I saw my PS and he said everything looks good. I am still wearing this annoying band. But I have to say, he did some pocket work, and had to loosen the lower part of my pec...and where he did the muscle work, is so FREAKING sore.....if I jar it, literally, it takes my breath away. So when I walk I have to practice the glide....you know, like walking with a book on your head...I look super goofy...but whatever.
I am still in Texas. I have not worked out at all in 11 days, or seen my kids. (Which is making me grumpy.) I think that is the longest downtime EVER, or at least since I was about 18. Even after MX, I was back on my cross trainer (sans hands) about a week out.
Whoa. My body has changed. It must be menopause!
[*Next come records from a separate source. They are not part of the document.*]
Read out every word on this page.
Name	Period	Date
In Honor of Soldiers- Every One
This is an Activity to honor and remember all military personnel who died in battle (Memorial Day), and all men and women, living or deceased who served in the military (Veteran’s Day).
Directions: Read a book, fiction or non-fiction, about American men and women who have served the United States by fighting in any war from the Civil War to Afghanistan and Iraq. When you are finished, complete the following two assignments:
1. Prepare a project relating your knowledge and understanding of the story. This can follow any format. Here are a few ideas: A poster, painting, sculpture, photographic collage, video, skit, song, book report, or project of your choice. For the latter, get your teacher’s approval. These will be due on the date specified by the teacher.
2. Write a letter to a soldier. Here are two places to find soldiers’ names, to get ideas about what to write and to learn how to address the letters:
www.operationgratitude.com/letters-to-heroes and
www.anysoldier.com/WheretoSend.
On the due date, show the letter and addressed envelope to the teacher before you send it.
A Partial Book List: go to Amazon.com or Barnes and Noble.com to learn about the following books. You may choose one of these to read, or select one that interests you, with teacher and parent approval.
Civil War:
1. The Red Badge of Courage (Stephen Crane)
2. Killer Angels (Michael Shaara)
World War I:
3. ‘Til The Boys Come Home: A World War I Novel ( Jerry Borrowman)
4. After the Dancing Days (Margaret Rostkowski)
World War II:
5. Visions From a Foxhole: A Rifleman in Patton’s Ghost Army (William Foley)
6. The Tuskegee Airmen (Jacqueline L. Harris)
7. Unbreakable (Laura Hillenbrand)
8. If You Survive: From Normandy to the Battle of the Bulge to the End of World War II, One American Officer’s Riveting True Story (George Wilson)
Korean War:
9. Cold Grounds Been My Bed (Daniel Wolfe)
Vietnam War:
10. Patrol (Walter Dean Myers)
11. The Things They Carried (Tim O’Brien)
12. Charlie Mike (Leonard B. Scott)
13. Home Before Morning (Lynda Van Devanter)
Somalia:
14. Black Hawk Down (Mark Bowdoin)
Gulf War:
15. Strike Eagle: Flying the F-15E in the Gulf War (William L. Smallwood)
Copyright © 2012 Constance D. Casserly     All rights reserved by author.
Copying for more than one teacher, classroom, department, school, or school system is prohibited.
I can't believe how fast my muscle is turning soft and flabby. I've taken a week off before menopause and had no issues. My body is not very forgiving now. MUST be menopause. I mean it can't be all the wonderful Mexican food and Margaritas.....
Everyday I explore a new part of Texas. Yesterday was a small, affluent, community about 30 miles north of San Antonio. Beautiful place. Gazebo in town square, coffee under a buck....loved it. Shopped til the boob throbbed. I think I should get a t-shirt with that on it!
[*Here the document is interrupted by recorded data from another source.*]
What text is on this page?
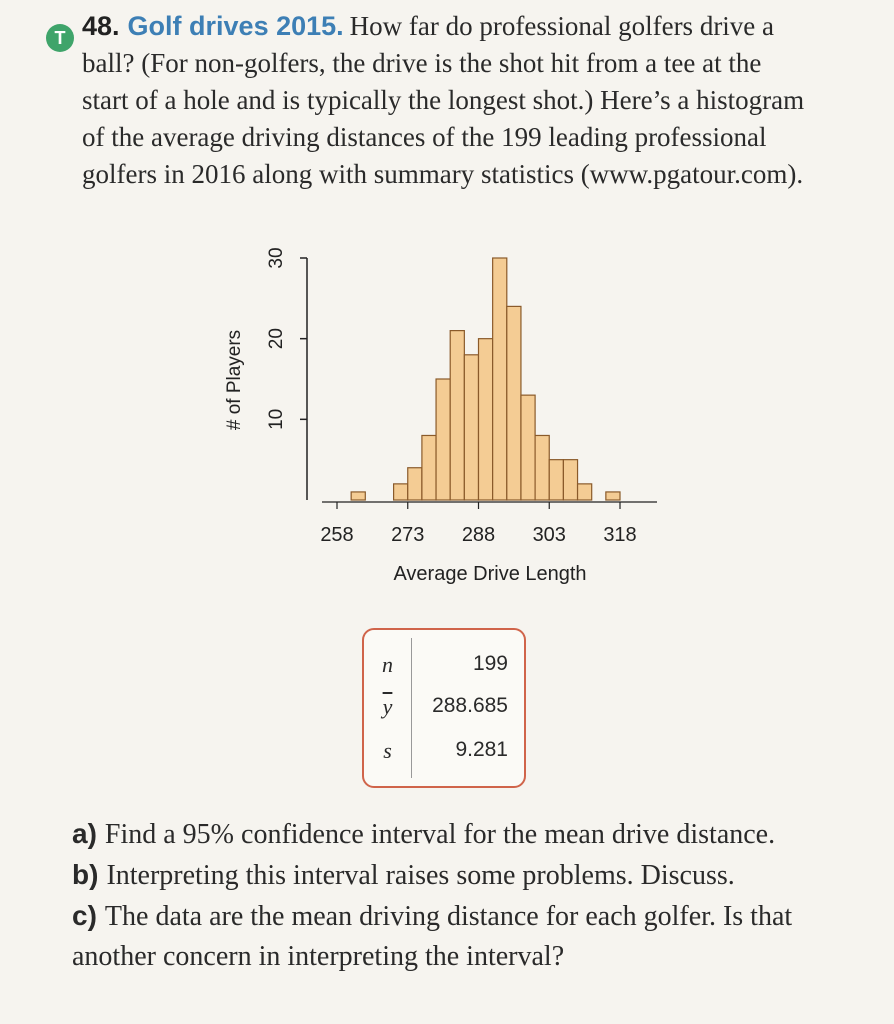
T 48. Golf drives 2015. How far do professional golfers drive a ball? (For non-golfers, the drive is the shot hit from a tee at the start of a hole and is typically the longest shot.) Here’s a histogram of the average driving distances of the 199 leading professional golfers in 2016 along with summary statistics (www.pgatour.com).
10
20
30
# of Players
258 273 288 303 318
Average Drive Length
n	199
$\overline{y}$	288.685
s	9.281

a) Find a 95% confidence interval for the mean drive distance.

b) Interpreting this interval raises some problems. Discuss.

c) The data are the mean driving distance for each golfer. Is that another concern in interpreting the interval?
Also a woman struck up conversation with me in one of the boutiques. Asked about my band....it is hard to completely hide under tank tops! Which led to a conversation about BC. Her mom is having a double MX next week!! And her mom is not asking any questions. Just doing as told. ~sigh~
But as we talked about causes of BC, (obviously this woman is tuned in now that her mom has it), another customer entered the store, listened a second and said:
"Oh, they know what causes it honey. It's diet."
I looked at this grossly overweight woman and said, "If it was diet, I wouldn't have got it."
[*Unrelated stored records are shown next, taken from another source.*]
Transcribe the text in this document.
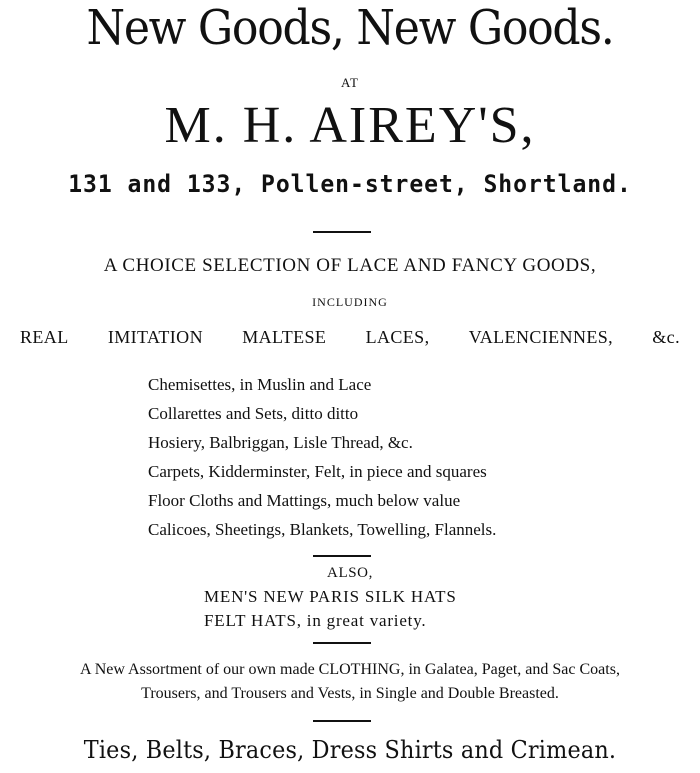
New Goods, New Goods.
AT
M. H. AIREY'S,
131 and 133, Pollen-street, Shortland.
A CHOICE SELECTION OF LACE AND FANCY GOODS,
INCLUDING
REAL IMITATION MALTESE LACES, VALENCIENNES, &c.
Chemisettes, in Muslin and Lace
Collarettes and Sets, ditto ditto
Hosiery, Balbriggan, Lisle Thread, &c.
Carpets, Kidderminster, Felt, in piece and squares
Floor Cloths and Mattings, much below value
Calicoes, Sheetings, Blankets, Towelling, Flannels.
ALSO,
MEN'S NEW PARIS SILK HATS
FELT HATS, in great variety.
A New Assortment of our own made CLOTHING, in Galatea, Paget, and Sac Coats,
Trousers, and Trousers and Vests, in Single and Double Breasted.
Ties, Belts, Braces, Dress Shirts and Crimean.
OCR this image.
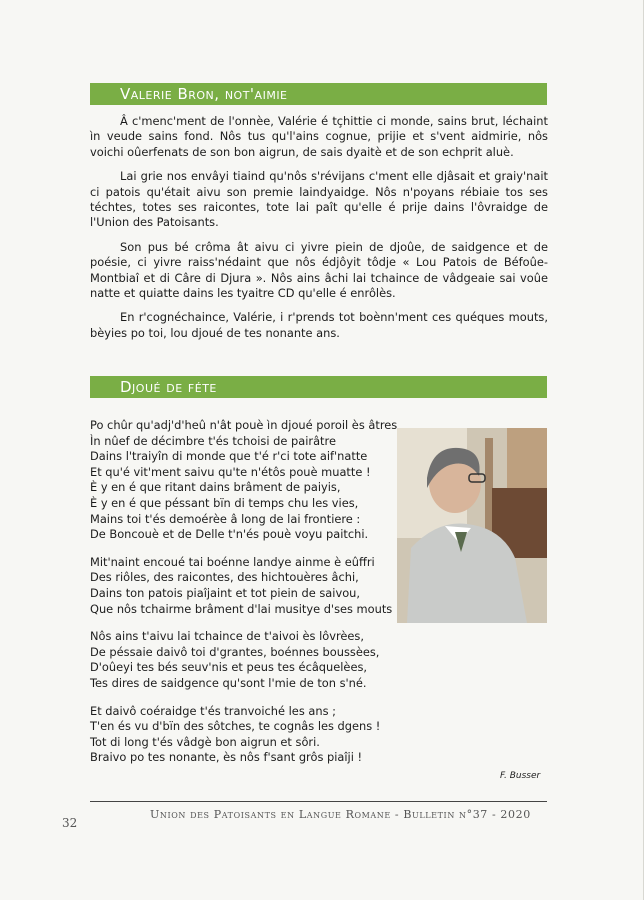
Valerie Bron, not'aimie

Â c'menc'ment de l'onnèe, Valérie é tçhittie ci monde, sains brut, léchaint ìn veude sains fond. Nôs tus qu'l'ains cognue, prijie et s'vent aidmirie, nôs voichi oûerfenats de son bon aigrun, de sais dyaitè et de son echprit aluè.

Lai grie nos envâyi tiaind qu'nôs s'révijans c'ment elle djâsait et graiy'nait ci patois qu'était aivu son premie laindyaidge. Nôs n'poyans rébiaie tos ses téchtes, totes ses raicontes, tote lai paît qu'elle é prije dains l'ôvraidge de l'Union des Patoisants.

Son pus bé crôma ât aivu ci yivre piein de djoûe, de saidgence et de poésie, ci yivre raiss'nédaint que nôs édjôyit tôdje « Lou Patois de Béfoûe-Montbiaî et di Câre di Djura ». Nôs ains âchi lai tchaince de vâdgeaie sai voûe natte et quiatte dains les tyaitre CD qu'elle é enrôlès.

En r'cognéchaince, Valérie, i r'prends tot boènn'ment ces quéques mouts, bèyies po toi, lou djoué de tes nonante ans.

Djoué de féte
Po chûr qu'adj'd'heû n'ât pouè ìn djoué poroil ès âtres
Ìn nûef de décimbre t'és tchoisi de pairâtre
Dains l'traiyîn di monde que t'é r'ci tote aif'natte
Et qu'é vit'ment saivu qu'te n'étôs pouè muatte !
È y en é que ritant dains brâment de paiyis,
È y en é que péssant bïn di temps chu les vies,
Mains toi t'és demoérèe â long de lai frontiere :
De Boncouè et de Delle t'n'és pouè voyu paitchi.
Mit'naint encoué tai boénne landye ainme è eûffri
Des riôles, des raicontes, des hichtouères âchi,
Dains ton patois piaîjaint et tot piein de saivou,
Que nôs tchairme brâment d'lai musitye d'ses mouts
Nôs ains t'aivu lai tchaince de t'aivoi ès lôvrèes,
De péssaie daivô toi d'grantes, boénnes boussèes,
D'oûeyi tes bés seuv'nis et peus tes écâquelèes,
Tes dires de saidgence qu'sont l'mie de ton s'né.
Et daivô coéraidge t'és tranvoiché les ans ;
T'en és vu d'bïn des sôtches, te cognâs les dgens !
Tot di long t'és vâdgè bon aigrun et sôri.
Braivo po tes nonante, ès nôs f'sant grôs piaîji !
F. Busser
32
Union des Patoisants en Langue Romane - Bulletin n°37 - 2020
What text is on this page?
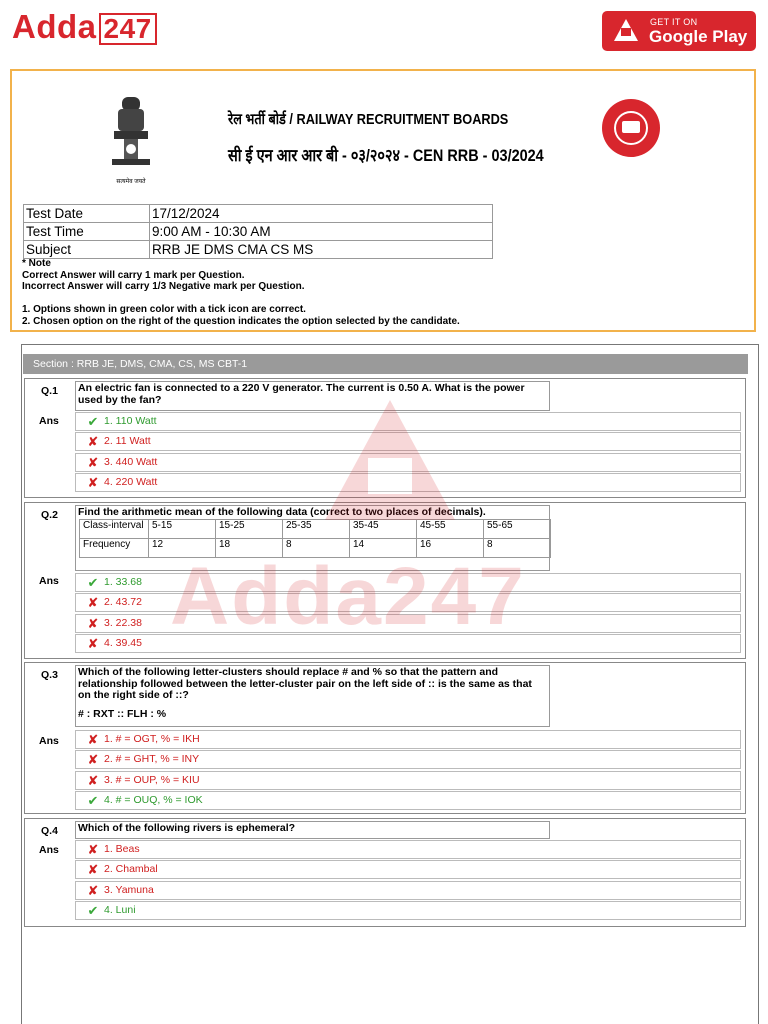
Adda 247	GET IT ON
Google Play
सत्यमेव जयते
रेल भर्ती बोर्ड / RAILWAY RECRUITMENT BOARDS
सी ई एन आर आर बी - ०३/२०२४ - CEN RRB - 03/2024
Test Date	17/12/2024
Test Time	9:00 AM - 10:30 AM
Subject	RRB JE DMS CMA CS MS
* Note
Correct Answer will carry 1 mark per Question.
Incorrect Answer will carry 1/3 Negative mark per Question.
1. Options shown in green color with a tick icon are correct.
2. Chosen option on the right of the question indicates the option selected by the candidate.
Section : RRB JE, DMS, CMA, CS, MS CBT-1
Q.1 An electric fan is connected to a 220 V generator. The current is 0.50 A. What is the power used by the fan?
Ans ✔ 1. 110 Watt
✘ 2. 11 Watt
✘ 3. 440 Watt
✘ 4. 220 Watt
Q.2 Find the arithmetic mean of the following data (correct to two places of decimals).
Class-interval	5-15	15-25	25-35	35-45	45-55	55-65
Frequency	12	18	8	14	16	8
Ans ✔ 1. 33.68
✘ 2. 43.72
✘ 3. 22.38
✘ 4. 39.45
Q.3 Which of the following letter-clusters should replace # and % so that the pattern and relationship followed between the letter-cluster pair on the left side of :: is the same as that on the right side of ::?
# : RXT :: FLH : %
Ans ✘ 1. # = OGT, % = IKH
✘ 2. # = GHT, % = INY
✘ 3. # = OUP, % = KIU
✔ 4. # = OUQ, % = IOK
Q.4 Which of the following rivers is ephemeral?
Ans ✘ 1. Beas
✘ 2. Chambal
✘ 3. Yamuna
✔ 4. Luni
Adda247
You should have seen her face!! Priceless.
I don't know what causes BC, but the woman was just so darn smug about it all. I needed to wipe that smug look right off her face.
Um, did I mention not working out makes me cranky?
And one last anecdote. I love top shelf tequila; Patron, 1800 Silver. Therefore one of my favorite drinks is lime margaritas on the rocks. But generally they are FULL of calories. But as you know, there are alternative lower calorie options for just about everything.
So, I was at a Mexican grill and the conversation with the waitress went something like this:
Her: "Would you like to order a drink from the bar? We're known for our 35 flavors of margaritas. And it's happy hour."
Me: (WOO HOO) "Do you have skinny margaritas?"
Her: "We have large and small. That what you mean?"
Buwhahahahaha.....they don't do anything small and skinny in Texas......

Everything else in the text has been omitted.